# Surf Fishing Trip to Jekyll Island.  Helpful info.



## gafshr (Jul 1, 2014)

Me and the family had been about 6 times since it has warmed up and havn't had much luck on anything big just some whiting and rays.  This past weekend fished around low tide with big mullet and ray chunks.  I managed 1 nice black tip and 2 lemons.  I used heavy casted conventional setups.  Incoming tide was so swift that we had to pack up early.  Weeds were really bad and kept washing our baits back to the surf.  Here are a few pics.

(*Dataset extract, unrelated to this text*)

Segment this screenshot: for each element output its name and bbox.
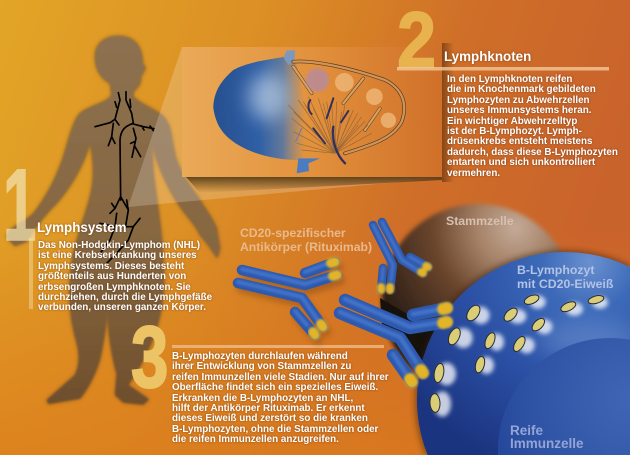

So here is the rig that I use for sharks and big reds.  135lb cable and 15/0 mustad circle hook.  The sinker is a gemini sinker.  If you have not used these before and you fish off the beach or pier you need to invest in some.  Ive used them for a while they work period.  The reason the rig is setup the way it is so the sinker and the bait are close together when you cast so it dosn't helicopter when you cast you can get maximum distance.






This guy makes them locally if you need help finding them.
http://www.petessinkhers.com/
He supplies tybee bait and tackle and sometimes you can catch him on tybee.


----------



## gafshr (Jul 1, 2014)

Also if anybody wants to meet up i am probably gonna fish the beach saturday night shoot me a pm.


----------



## Cpulley1 (Jul 1, 2014)

Which beach? South side of Jekyll?


----------



## gafshr (Jul 1, 2014)

North or south of the soccer complex which ever is less crowded.


----------



## tradhunter98 (Jul 1, 2014)

Those geminis are very nice and Mr.pete is a nice guy as well.

Where there any mullet to be netted? And congrats on the nice sharks!


----------



## BigRedObsession (Jul 2, 2014)

Nice shark Jamie.


----------